Subword Embedding

Methods such as word2vec or GloVe ignore the internal structure of words and associate each word (or word sense) to a separate vector representation. For morphologically rich languages, there may be a significant number of rare word forms such that either a very large vocabulary must be maintained or a significant number of words are treated as out-of-vocabulary (OOV).

As previously stated, out-of-vocabulary words can significantly impact performance due to the loss of context from rare words. An approach that can help deal with this limitation is the use of subword embeddings proposed by this paper: “Enriching Word Vectors with Subword Information”, where vector representations $z_{g}$ are associated with character n-grams g and words $w_{i}$ are represented by the sum of the n-gram vectors:

\[w_{i} = \sum_{g \in \mathbb{G}_{w}}^{}z_{g}\]

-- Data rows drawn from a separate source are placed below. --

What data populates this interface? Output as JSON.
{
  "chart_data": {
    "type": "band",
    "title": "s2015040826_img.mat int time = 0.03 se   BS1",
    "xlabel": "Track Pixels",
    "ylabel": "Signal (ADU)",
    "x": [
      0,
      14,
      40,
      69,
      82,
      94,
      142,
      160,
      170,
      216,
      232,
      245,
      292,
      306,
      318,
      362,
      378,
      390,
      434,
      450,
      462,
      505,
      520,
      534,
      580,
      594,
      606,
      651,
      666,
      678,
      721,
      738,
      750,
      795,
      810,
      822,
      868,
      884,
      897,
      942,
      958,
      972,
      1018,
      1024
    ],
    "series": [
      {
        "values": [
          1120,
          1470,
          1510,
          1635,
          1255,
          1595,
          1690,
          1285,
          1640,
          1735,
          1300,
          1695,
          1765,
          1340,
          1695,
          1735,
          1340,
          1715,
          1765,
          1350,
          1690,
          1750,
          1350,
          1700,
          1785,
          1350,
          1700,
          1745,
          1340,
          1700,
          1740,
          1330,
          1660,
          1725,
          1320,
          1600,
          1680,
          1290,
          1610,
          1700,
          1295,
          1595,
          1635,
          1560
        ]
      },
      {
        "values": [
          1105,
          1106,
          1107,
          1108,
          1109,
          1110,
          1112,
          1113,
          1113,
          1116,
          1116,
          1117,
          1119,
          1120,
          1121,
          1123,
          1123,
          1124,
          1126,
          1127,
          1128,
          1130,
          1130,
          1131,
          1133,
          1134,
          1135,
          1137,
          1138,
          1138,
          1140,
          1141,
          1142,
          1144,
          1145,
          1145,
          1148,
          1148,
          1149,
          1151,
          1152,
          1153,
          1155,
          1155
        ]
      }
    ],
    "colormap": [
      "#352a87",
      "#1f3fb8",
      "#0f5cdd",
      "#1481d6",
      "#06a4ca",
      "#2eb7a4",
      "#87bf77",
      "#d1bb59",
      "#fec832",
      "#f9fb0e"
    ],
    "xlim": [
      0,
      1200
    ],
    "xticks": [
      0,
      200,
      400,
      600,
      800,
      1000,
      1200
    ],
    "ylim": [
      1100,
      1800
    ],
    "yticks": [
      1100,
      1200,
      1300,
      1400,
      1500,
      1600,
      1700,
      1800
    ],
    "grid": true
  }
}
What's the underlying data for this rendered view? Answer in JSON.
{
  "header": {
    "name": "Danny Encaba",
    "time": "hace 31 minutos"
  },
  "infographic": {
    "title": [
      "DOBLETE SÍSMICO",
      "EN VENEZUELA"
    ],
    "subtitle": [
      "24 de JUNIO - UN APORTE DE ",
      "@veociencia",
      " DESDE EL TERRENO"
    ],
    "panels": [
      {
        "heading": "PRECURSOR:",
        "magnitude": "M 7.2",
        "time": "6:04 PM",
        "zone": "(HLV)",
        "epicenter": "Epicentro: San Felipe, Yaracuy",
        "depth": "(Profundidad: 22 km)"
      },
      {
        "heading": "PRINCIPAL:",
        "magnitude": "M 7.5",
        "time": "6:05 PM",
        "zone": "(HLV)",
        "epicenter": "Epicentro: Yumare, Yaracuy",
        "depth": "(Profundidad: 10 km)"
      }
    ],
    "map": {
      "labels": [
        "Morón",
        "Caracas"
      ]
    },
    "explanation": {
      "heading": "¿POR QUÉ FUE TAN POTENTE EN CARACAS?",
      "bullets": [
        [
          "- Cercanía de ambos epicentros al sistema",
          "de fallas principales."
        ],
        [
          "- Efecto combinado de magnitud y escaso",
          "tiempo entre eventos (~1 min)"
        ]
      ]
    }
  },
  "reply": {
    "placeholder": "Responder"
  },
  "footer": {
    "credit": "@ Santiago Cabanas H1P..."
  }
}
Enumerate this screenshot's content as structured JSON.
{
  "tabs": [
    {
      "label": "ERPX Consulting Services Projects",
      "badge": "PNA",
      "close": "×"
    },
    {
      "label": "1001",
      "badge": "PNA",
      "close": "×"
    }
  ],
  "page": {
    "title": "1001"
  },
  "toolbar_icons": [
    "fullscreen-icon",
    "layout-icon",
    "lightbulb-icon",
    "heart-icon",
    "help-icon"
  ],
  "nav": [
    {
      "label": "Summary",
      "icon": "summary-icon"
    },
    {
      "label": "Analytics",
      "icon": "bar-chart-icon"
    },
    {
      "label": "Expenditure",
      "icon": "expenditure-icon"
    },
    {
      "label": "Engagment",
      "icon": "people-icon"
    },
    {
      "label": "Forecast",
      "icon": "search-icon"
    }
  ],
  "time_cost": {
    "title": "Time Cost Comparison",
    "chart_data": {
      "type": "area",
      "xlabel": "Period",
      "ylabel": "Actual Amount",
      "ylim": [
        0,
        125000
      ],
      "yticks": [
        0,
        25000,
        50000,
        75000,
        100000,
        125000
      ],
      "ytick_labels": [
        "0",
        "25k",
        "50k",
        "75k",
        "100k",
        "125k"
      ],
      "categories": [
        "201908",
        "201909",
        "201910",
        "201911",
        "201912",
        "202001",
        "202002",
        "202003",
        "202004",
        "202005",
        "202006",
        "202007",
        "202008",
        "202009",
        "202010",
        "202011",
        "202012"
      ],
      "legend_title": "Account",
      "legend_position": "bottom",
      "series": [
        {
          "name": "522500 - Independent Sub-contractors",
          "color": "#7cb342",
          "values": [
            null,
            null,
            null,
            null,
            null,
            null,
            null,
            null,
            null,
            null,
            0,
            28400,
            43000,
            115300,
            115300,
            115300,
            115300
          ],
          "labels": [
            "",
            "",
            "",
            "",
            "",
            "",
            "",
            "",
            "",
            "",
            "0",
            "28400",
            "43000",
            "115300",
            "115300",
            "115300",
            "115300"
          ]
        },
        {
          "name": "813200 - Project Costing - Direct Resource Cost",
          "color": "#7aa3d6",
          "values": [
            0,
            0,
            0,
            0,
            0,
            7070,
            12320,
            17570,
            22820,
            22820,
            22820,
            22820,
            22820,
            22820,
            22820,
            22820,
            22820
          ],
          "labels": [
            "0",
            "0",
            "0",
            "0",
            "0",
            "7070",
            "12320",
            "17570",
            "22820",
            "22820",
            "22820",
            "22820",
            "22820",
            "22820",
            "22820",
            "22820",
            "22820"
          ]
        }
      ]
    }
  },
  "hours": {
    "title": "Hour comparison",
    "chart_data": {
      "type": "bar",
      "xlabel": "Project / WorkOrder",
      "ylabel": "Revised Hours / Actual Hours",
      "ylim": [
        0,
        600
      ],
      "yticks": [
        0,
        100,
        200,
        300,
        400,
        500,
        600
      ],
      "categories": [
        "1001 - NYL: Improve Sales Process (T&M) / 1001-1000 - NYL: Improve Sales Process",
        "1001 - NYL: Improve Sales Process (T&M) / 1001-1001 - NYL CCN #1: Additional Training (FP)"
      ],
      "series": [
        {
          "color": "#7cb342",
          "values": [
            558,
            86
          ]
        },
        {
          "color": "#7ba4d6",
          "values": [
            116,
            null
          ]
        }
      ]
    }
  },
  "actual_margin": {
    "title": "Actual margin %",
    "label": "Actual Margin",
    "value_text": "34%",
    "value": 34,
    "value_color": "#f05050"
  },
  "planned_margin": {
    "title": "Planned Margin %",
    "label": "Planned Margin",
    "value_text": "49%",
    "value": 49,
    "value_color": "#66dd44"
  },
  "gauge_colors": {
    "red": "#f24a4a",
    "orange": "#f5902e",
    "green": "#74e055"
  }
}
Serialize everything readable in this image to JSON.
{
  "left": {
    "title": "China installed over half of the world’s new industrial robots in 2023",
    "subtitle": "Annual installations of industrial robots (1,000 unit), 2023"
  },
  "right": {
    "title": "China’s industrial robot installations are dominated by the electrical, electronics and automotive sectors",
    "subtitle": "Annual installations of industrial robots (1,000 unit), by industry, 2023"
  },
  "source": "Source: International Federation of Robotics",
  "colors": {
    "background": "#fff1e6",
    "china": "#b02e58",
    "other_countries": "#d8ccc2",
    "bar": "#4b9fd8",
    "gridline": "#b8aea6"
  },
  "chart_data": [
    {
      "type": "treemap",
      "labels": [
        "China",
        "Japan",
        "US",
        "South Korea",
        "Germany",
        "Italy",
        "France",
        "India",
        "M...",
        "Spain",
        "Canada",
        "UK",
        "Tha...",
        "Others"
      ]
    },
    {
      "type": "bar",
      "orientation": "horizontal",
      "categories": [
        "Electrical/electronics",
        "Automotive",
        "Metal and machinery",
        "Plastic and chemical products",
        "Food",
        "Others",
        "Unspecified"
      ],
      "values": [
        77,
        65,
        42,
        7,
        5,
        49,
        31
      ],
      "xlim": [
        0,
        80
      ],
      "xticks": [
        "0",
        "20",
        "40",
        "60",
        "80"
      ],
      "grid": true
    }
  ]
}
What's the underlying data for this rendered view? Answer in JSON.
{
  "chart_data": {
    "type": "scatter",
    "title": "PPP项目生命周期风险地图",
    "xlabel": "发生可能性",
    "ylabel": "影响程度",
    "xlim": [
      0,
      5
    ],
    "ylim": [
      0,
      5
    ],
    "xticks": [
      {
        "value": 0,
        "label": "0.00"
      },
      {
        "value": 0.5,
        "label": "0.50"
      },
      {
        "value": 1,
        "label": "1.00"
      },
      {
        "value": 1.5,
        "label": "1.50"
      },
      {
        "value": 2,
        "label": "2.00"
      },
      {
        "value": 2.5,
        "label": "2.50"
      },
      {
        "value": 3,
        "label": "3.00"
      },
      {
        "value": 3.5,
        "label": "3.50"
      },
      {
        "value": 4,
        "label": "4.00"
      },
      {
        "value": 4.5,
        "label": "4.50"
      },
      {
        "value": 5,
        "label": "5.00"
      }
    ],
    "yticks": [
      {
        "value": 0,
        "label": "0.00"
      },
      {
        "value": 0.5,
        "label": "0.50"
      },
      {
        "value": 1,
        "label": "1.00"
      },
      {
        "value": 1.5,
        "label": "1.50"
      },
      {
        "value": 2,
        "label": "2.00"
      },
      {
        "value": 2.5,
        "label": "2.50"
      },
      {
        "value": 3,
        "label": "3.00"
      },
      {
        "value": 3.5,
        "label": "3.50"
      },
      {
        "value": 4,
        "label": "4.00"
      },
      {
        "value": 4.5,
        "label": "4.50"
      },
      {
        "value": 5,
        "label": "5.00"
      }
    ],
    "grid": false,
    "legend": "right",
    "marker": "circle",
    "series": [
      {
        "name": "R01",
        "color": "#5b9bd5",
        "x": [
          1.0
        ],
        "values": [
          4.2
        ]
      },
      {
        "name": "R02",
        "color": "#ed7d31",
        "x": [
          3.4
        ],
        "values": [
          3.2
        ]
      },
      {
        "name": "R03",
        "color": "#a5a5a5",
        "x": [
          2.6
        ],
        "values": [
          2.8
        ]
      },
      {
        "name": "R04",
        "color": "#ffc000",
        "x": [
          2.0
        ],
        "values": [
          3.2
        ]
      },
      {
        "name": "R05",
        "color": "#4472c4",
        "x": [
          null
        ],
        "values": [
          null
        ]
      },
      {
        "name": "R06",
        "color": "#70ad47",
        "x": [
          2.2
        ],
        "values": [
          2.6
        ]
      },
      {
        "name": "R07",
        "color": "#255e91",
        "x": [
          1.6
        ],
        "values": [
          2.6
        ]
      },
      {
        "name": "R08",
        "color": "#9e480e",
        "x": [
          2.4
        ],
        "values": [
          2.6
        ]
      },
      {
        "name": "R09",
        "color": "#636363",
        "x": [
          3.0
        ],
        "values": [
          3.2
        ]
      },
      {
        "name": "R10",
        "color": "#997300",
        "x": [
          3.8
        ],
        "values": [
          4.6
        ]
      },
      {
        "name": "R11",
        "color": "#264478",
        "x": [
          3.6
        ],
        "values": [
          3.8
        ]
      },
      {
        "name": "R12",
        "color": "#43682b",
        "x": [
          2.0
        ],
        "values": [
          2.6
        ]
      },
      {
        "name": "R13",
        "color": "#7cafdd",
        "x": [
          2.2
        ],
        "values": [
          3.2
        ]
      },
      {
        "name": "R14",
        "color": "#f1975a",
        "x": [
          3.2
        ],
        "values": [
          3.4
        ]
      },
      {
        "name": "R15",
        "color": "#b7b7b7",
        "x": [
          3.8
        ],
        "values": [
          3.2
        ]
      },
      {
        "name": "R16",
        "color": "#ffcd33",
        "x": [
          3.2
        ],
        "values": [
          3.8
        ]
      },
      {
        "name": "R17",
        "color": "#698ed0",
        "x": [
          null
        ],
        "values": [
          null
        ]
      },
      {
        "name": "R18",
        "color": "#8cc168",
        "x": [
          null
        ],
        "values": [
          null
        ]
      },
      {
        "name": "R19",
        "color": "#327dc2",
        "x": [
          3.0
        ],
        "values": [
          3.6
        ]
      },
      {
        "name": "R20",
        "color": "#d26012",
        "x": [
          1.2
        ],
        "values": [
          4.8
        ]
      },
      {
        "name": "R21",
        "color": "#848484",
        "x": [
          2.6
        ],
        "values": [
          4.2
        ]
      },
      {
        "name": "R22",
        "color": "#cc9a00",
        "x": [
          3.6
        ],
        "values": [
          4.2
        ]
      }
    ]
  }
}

For instance, the vector for the word “take” consists of the sum of the vectors for the n-grams {t, a, k, e, <t, ta, ke, , e>, <ta, tak, ake, ke>} when $n \in \lbrack 1,2,3\rbrack$ as show in the following figure:

As n-grams are shared across words, this allows for representation of even unseen words since an OOV word will still consist of n-grams that will have representations. Subword embeddings can significantly boost NLP tasks such as language modeling and text classification.